We hold ourselves with such love when we hit these tender moments. That is what we learn through the practice, and that is the way through. May we appreciate these moments of waking up. May we have peace through this journey of life. This moment is like no other. May we welcome this full moon, this new day with open heart. 

 

With love,  S.

 

Celebrations…

Sunday morning bliss. A relaxed morning listening to music after breakfast at the local diner. It has been a really good week. A week of celebration, of Anjali turning 4. First we had close friends and family for samosas and cake last weekend. And then celebration at Anjali’s classroom at her Montessori school on wednesday where I got to participate and have lunch with all the children. Then, her actual birthday on Thursday when she got a new 16” bike, as promised. This one with all the frills – white and pink with a basket in front. Anji loves biking and will do it morning, noon and night, if she could. And she has outgrown her 12” (which she rides without training wheels!). She took to her 16” like fish to water.
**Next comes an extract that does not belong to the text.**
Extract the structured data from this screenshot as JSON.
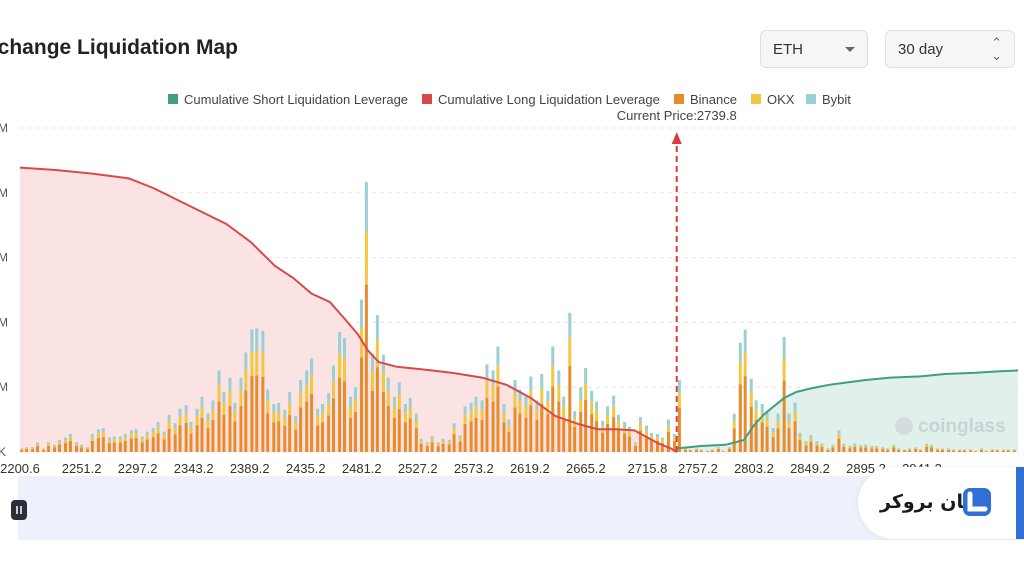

Speaking of water, she also had her first swim lesson on Friday, which was a true delight to witness. Being a non-swimmer myself, I was touched by how much she enjoyed being in the water and learning to swim and how she trusted her teacher immediately.

And the last party (but certainly not the least) with her neighborhood friends at the local art studio yesterday with one of her favorite teachers. (While I got to snooze at home and Abhi got to watch a movie!).

A week of celebration of time passing by. My daughter is growing. I’m so excited for her and also moved by her new strides. She stays in her room in the morning watching the clock until it shows 6.00. I could never have imagined this. And when the clock strikes 6.00, thats when she comes over to snuggle in our room.

She is a stickler for rules. She loves rules and she also loves to tell others what the rules are. Like no shoes into the house. and no coming out of your room before 6.00! :). She is wonderfully creative and can play with her baby and little guys for hours, inventing stories. She also surprises me many times with her affectionate questions. She asked me last night if when she grows up, she could sit next to me for MY bedtime. I hope when I get old, she will be sitting by me! And we also have a deal that when she grows up, she is going to get a motorbike and take me for a ride. These innocent and spontaneous love-filled moments fill my heart and I’m moved to tears. That Anji is so happy with the small things in life. Playing outside. Riding her bike. Listening to bollywood songs and singing aloud and grilling us as to what the words mean! :). Truly, life has many surprises. It has been a week when I have had tiring moments – cakes to bake, errands to run, shops to go. But it is all worth the effort when my daughter told me last night – Mama, I like everything you do. I want to paste these words so I remember them during the down moments.

Anji you are amazing, awesome, and you heal my heart and bring me joy every single day. and you are my greatest teacher – of patience, persistence and forgiveness. I love you.